Quasi-Deuteron Model and the Internal Momentum Distribution of Nucleons inC12

Abstract

The quasi-deuteron model was assumed in computing the internal momentum distribution of nucleons in ${\mathrm{C}}^{12}$ using the monoergic photodata of Cence and Moyer and the bremsstrahlung photodata of the Purdue group. The computed quasi-deuteron momentum distribution has the form $\frac{A\exp (-\frac{p^2}{4M{E}_1})}{{\left(4\mathrm{}\pi M{E}_1\right)}^{1.5}}+\frac{B{p}^2\exp (-\frac{p^2}{4M{E}_2})}{1.5{\pi }^{1.5}{\left(4M{E}_2\right)}^{2.5}}$, where $E_1$ is 1.5 MeV and $E_2$ is 5 MeV. The ratio $\frac{B}{A}$ is approximately 2. These two components resemble the ($1s$) and ($1p$) wave functions of the shell model.

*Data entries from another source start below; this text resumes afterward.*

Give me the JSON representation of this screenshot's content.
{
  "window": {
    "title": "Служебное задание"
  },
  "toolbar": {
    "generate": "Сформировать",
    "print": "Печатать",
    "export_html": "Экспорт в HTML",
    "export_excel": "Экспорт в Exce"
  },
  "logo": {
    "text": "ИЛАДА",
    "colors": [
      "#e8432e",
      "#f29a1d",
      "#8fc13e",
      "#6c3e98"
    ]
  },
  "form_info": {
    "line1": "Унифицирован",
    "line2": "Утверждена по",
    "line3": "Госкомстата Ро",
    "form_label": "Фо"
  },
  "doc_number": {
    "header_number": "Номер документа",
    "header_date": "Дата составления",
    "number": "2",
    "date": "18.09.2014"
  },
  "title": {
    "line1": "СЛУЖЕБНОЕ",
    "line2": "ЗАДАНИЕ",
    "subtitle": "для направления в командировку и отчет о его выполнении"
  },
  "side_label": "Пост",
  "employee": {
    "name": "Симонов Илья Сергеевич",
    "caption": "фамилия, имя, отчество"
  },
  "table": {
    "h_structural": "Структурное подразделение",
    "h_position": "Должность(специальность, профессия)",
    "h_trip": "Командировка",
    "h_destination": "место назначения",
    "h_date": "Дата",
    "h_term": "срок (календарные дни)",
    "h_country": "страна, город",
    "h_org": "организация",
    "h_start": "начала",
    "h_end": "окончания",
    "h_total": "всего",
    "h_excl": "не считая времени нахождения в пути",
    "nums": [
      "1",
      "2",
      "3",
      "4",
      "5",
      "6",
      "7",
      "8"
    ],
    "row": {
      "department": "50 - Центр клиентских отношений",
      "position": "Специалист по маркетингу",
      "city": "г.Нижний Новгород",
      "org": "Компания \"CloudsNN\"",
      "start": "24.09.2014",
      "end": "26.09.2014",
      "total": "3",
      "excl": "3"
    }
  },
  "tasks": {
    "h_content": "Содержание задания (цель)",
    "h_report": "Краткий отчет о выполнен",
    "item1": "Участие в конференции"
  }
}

The ($1s$) component is associated with a binding energy 40 MeV while the ($1p$) component is associated with a binding energy 10 MeV. The internal momentum distribution of nucleons in ${\mathrm{C}}^{12}$ was calculated from this quasideuteron momentum distribution assuming that the nucleons exist in proton-neutron pairs in the nucleus.